High School Leaders Seem More Socially Concerned: Survey
STEPHEN W. BELL
Jun. 30, 1987
AMHERST, N.Y. (AP) _ America's high school leaders seek good careers, successful marriages and personal contributions to society far more than their recent predecessors, a survey released Monday indicates.
The yearly survey, conducted at the 51st annual national conference of the National Association of Student Councils, involved about 1,300 of the 1,700 student leaders from all 50 states, Washington, D.C. and Puerto Rico.
While the 4-year-old survey does not try to be scientific, the organization said it represents the views of the only secondary school government group in the United States.
The delegates, from eighth grade to college freshmen, came to the Buffalo- area community of Amherst and represent 17,000 student organizations and 20 million student leaders, a spokesman said.
The survey completed Monday, the first day of the group's weeklong meeting, addressed 39 questions on current topics, trends and the students' hopes for the future.
More students than in previous years said that by the time they are 40, making money will be the least important of the five major values in their lives.
Ranked either most important, or important, were, in order, to have a successful career, a good first marriage, to be better parents than their own and to contribute to society.
Making more money was a distant fifth, some 200 votes behind fourth place, out of 3,700 votes cast on the question.

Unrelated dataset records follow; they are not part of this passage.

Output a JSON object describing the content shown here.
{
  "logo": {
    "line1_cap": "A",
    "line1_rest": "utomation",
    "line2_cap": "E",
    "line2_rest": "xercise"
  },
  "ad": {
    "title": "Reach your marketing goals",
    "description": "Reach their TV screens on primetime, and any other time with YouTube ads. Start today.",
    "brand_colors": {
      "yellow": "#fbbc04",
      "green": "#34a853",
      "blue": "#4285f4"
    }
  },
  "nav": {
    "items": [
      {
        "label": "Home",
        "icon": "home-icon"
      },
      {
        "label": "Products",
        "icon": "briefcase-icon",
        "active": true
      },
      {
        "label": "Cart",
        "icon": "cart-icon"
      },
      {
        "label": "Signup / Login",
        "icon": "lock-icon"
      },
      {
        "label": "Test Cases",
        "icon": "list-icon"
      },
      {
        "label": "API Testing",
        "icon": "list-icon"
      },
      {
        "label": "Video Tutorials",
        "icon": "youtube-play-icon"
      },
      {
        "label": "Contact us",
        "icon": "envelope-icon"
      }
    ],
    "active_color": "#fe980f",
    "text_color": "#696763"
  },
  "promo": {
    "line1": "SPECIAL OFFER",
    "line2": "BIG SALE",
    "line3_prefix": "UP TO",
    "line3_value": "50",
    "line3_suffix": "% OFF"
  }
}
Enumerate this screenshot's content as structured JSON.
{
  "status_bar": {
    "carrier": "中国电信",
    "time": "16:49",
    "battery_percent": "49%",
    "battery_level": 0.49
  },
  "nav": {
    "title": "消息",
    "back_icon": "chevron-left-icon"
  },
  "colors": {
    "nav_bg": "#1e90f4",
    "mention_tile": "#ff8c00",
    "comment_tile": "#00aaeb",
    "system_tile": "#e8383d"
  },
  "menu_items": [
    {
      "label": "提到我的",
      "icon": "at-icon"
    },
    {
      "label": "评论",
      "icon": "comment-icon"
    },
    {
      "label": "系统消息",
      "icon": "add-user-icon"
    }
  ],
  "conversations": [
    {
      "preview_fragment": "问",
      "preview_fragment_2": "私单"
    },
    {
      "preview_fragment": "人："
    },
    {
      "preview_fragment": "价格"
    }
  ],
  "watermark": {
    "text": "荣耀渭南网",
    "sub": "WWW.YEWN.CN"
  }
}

''In surveys we've done with the kids in the last few years, making money was much more important,'' said NASC spokesman Lew Armistead. ''Today, they seem far more concerned with social issues.''
A total of 27 percent chose a good career with about 20 percent each opting for the other three choices. Just 11 percent said making money was most important or important to them.
That had been top-ranked value in most of the previous surveys, Armistead said.
On whether to test for acquired immune deficiency syndrome, 884 students said yes, or 89 percent.